Voices of the Women's Health Movement, Volume 1 by Barbara Seaman

Voices of the Women's Health Movement, Volume 1 by Barbara Seaman

Author:Barbara Seaman [Seaman, Barbara]
Language: eng
Format: epub
ISBN: 978-1-60980-445-9
Publisher: Seven Stories Press
Published: 2012-02-14T00:00:00+00:00


Lady Madonna by Jeri Drucker.

When my son bullies his two older sisters, I sometimes question whether aggression may be inborn after all. When he points a carrot at me and shouts, “Pow! You’re dead!,” I feel I’m not getting through. And when he announces to our role-free household “Daddy’s the boss,” I’m totally baffled.

But there are times when he loses himself in painting or requests The Nutcracker Suite for his bedtime record or spends long periods playing gently with his infant cousin, and then I decide he is a well-balanced short person indeed. The other day I even had a glimpse of a brave new world in which children will choose freely what they like to do and want to be; a world where competence and interest are not sex-typed quantities but are uncensored expressions of the self.
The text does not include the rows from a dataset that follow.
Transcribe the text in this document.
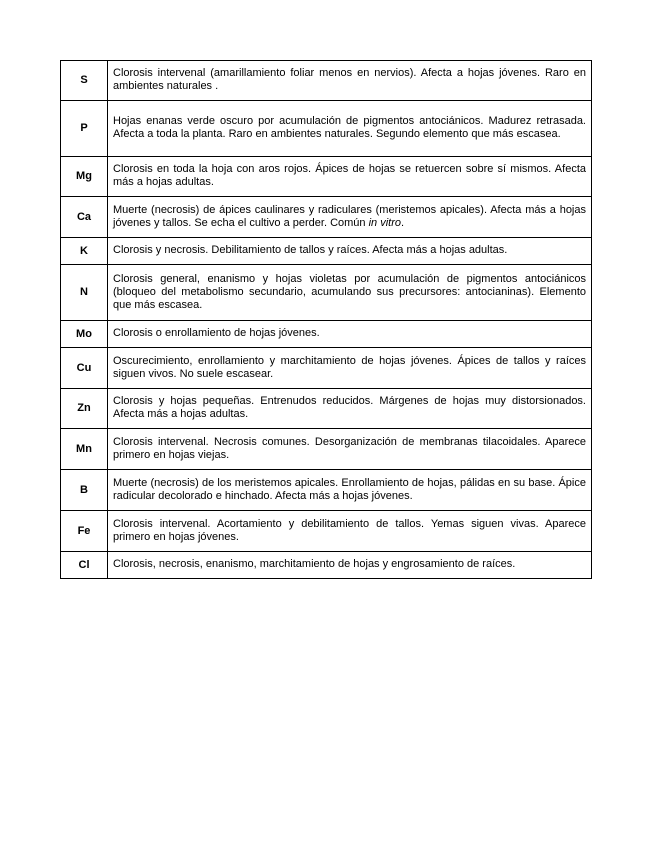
S	Clorosis intervenal (amarillamiento foliar menos en nervios). Afecta a hojas jóvenes. Raro en ambientes naturales .
P	Hojas enanas verde oscuro por acumulación de pigmentos antociánicos. Madurez retrasada. Afecta a toda la planta. Raro en ambientes naturales. Segundo elemento que más escasea.
Mg	Clorosis en toda la hoja con aros rojos. Ápices de hojas se retuercen sobre sí mismos. Afecta más a hojas adultas.
Ca	Muerte (necrosis) de ápices caulinares y radiculares (meristemos apicales). Afecta más a hojas jóvenes y tallos. Se echa el cultivo a perder. Común in vitro.
K	Clorosis y necrosis. Debilitamiento de tallos y raíces. Afecta más a hojas adultas.
N	Clorosis general, enanismo y hojas violetas por acumulación de pigmentos antociánicos (bloqueo del metabolismo secundario, acumulando sus precursores: antocianinas). Elemento que más escasea.
Mo	Clorosis o enrollamiento de hojas jóvenes.
Cu	Oscurecimiento, enrollamiento y marchitamiento de hojas jóvenes. Ápices de tallos y raíces siguen vivos. No suele escasear.
Zn	Clorosis y hojas pequeñas. Entrenudos reducidos. Márgenes de hojas muy distorsionados. Afecta más a hojas adultas.
Mn	Clorosis intervenal. Necrosis comunes. Desorganización de membranas tilacoidales. Aparece primero en hojas viejas.
B	Muerte (necrosis) de los meristemos apicales. Enrollamiento de hojas, pálidas en su base. Ápice radicular decolorado e hinchado. Afecta más a hojas jóvenes.
Fe	Clorosis intervenal. Acortamiento y debilitamiento de tallos. Yemas siguen vivas. Aparece primero en hojas jóvenes.
Cl	Clorosis, necrosis, enanismo, marchitamiento de hojas y engrosamiento de raíces.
I had brought home several new things that the girls needed for school: paraffin, notepads, some colored yarn. My son looked up from his caravan of toy trucks, saw the haul of packages, and whined: “That’s not fair! There’s nothing for me.” I told him we might get him something one day soon and asked what he’d like to have.

“A sewing kit,” he said.

Time and again when I lecture, I am introduced as a “wife and mother of three.” That credential precedes me to the podium like a disclaimer on the label of a dangerous drug—as though the audience could not tolerate a dose of feminist opinion without marriage and motherhood to make it palatable.

Isn’t it obvious that by categorizing one another in opposing terms such as “career gal” or “working mother,” we perpetuate the straitjacketing roles that limit women’s lives? When was the last time we heard a serious male speaker introduced to an audience as “husband and father of three”? Who calls a businessman a “career guy” or “working father”? Sexist semantics is the verbal shorthand for sexist institutions. It’s time we all kicked the habit.

I find it remarkable that traditional women’s groups only ask to know that I am a mother—not whether I am a good mother or a happy mother. Once assured that I am one of them, however, an extraordinary thing happens: they then insist that I be better than they. If they can believe that I am superwoman and supermother, then they can exempt themselves from what I may say about self-actualization, expanded options, and women’s participation in social change. They would like some proof that I am special—more educated, organized, energetic, younger, older, calmer—so that they can deny our commonality. It is a crafty device to protect themselves from identifying with what I have to say.

But I refuse to play that game. When they ask me how I “manage,” instead of how I feel or think, I point out that their question betrays something like my own tendency to make motherhood fit an abstraction. I tell them that there is no right answer; I am not special; I don’t have the formula for perfect motherhood. I am only trying to work it all out for myself and my children.